Comment un vieux F-14 s'en sortirait-il dans un combat contre le dernier et meilleur chasseur que la Russie a à offrir ? C'est difficile à dire. La conception de l'aile à flèche variable du F-14 est une relique d'une époque antérieure à la furtivité, et l'avion aurait une section transversale radar comparable à celle du F-15, toujours en service.

Cela peut ne pas sembler trop grave... mais ça l'est. Le F-15 est réputé pour son énorme section transversale radar - plus grande, en fait, que celle du bombardier B-1B Lancer à forte charge utile, soit 25 mètres carrés (plus grande que l'avion lui-même). Il suffit de dire que le Su-57 verrait le Tomcat arriver bien avant que le radar massif AN/AWG-9 du Tomcat ne puisse voir le Felon.

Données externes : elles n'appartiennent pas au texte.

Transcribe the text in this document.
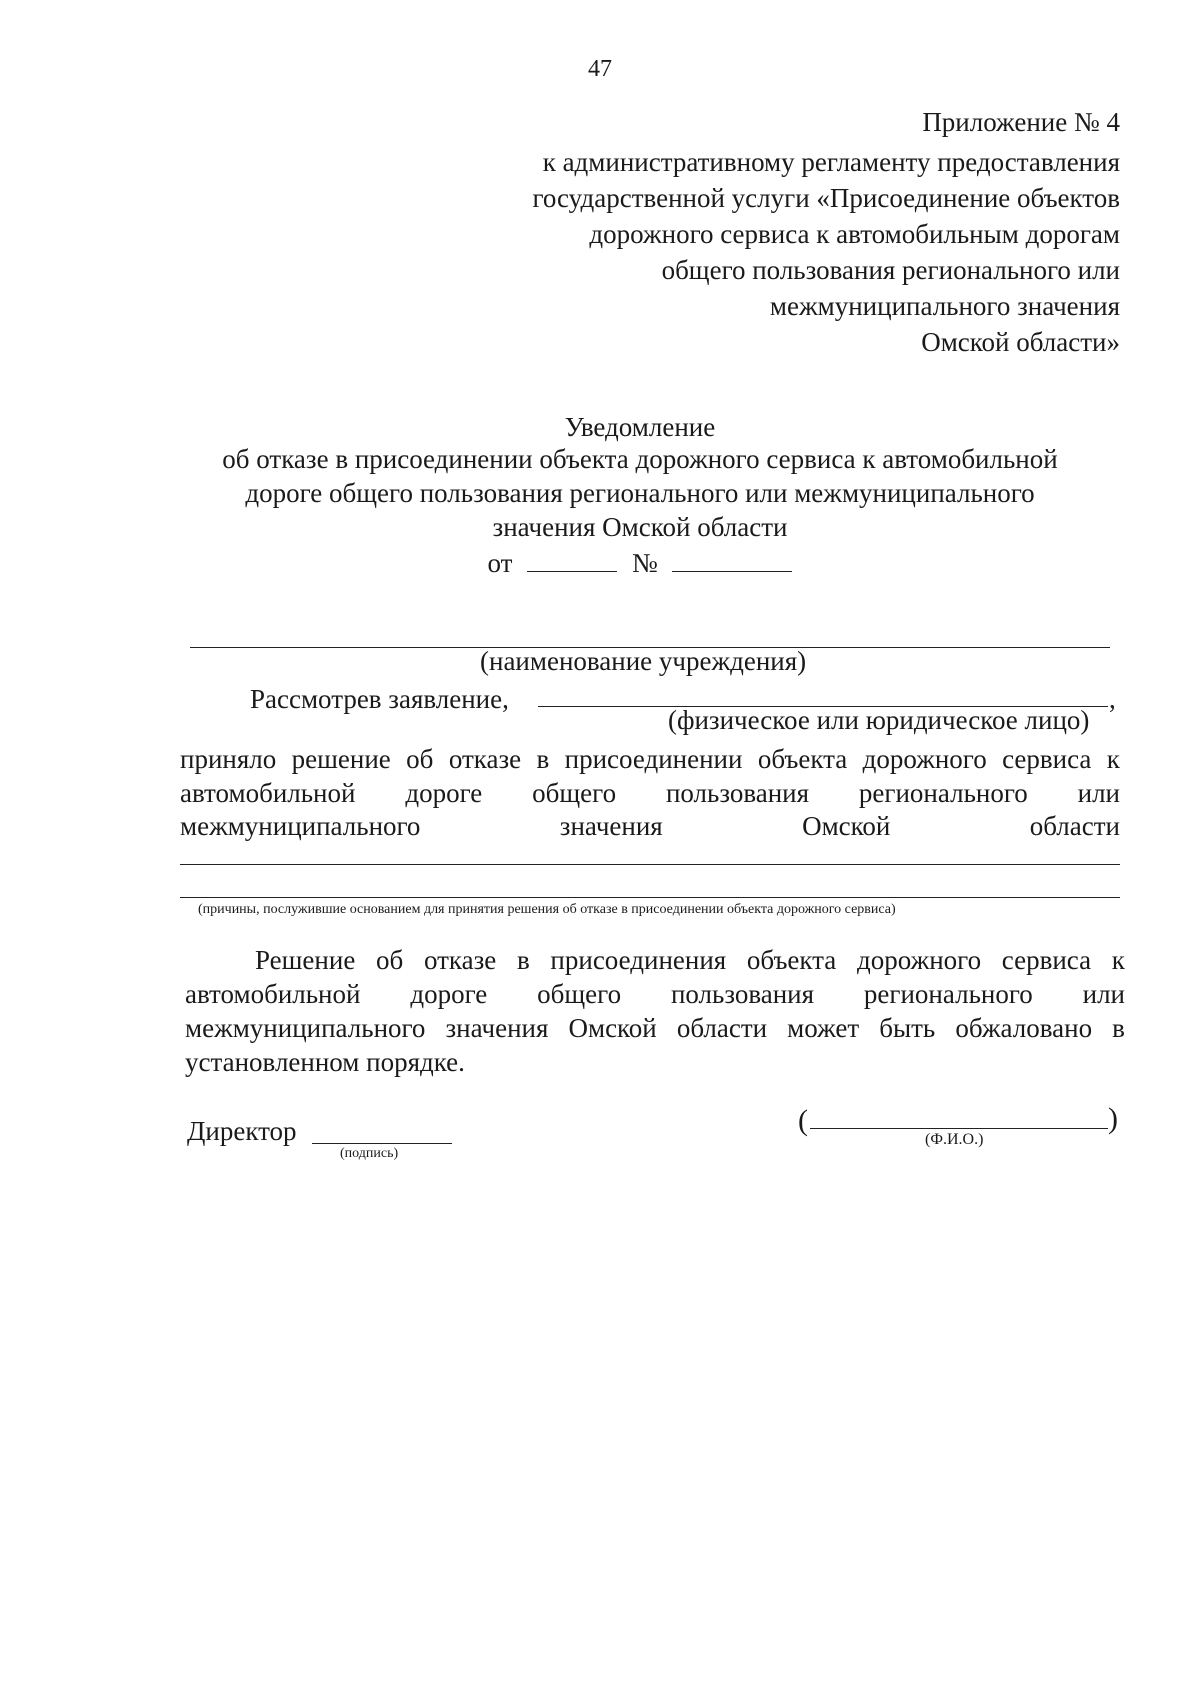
47
Приложение № 4
к административному регламенту предоставления
государственной услуги «Присоединение объектов
дорожного сервиса к автомобильным дорогам
общего пользования регионального или
межмуниципального значения
Омской области»
Уведомление
об отказе в присоединении объекта дорожного сервиса к автомобильной
дороге общего пользования регионального или межмуниципального
значения Омской области
от	№
(наименование учреждения)
Рассмотрев заявление,	,
(физическое или юридическое лицо)
приняло решение об отказе в присоединении объекта дорожного сервиса к
автомобильной дороге общего пользования регионального или
межмуниципального	значения	Омской	области
(причины, послужившие основанием для принятия решения об отказе в присоединении объекта дорожного сервиса)
Решение об отказе в присоединения объекта дорожного сервиса к
автомобильной дороге общего пользования регионального или
межмуниципального значения Омской области может быть обжаловано в
установленном порядке.
Директор
(подпись)
(	)
(Ф.И.О.)
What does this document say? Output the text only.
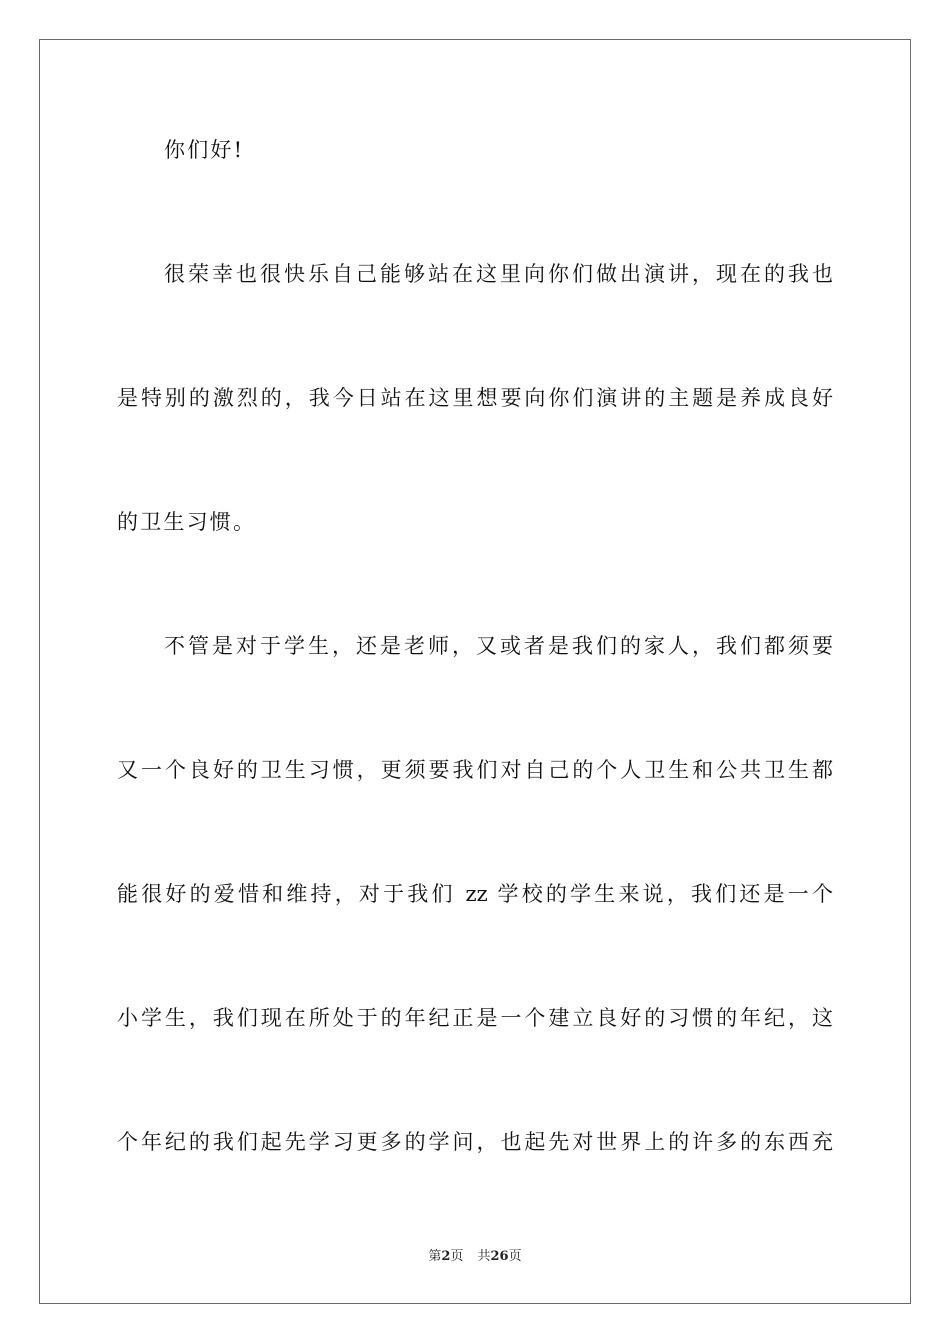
你们好!
很荣幸也很快乐自己能够站在这里向你们做出演讲，现在的我也
是特别的激烈的，我今日站在这里想要向你们演讲的主题是养成良好
的卫生习惯。
不管是对于学生，还是老师，又或者是我们的家人，我们都须要
又一个良好的卫生习惯，更须要我们对自己的个人卫生和公共卫生都
能很好的爱惜和维持，对于我们 zz 学校的学生来说，我们还是一个
小学生，我们现在所处于的年纪正是一个建立良好的习惯的年纪，这
个年纪的我们起先学习更多的学问，也起先对世界上的许多的东西充
第2页 共26页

Les missiles AIM-54 Phoenix du F-14 ont été conçus pour le combat aérien et peuvent atteindre leur portée de 160 km extrêmement rapidement grâce à une vitesse de pointe de Mach 4,3... mais ces armes ont été conçues pour abattre des bombardiers soviétiques, pas des chasseurs très maniables. L'avionique russe est peut-être dépassée, mais le F-14 a été retiré du service pendant 16 ans, donc cette fois, les Russes auraient probablement l'avantage technologique.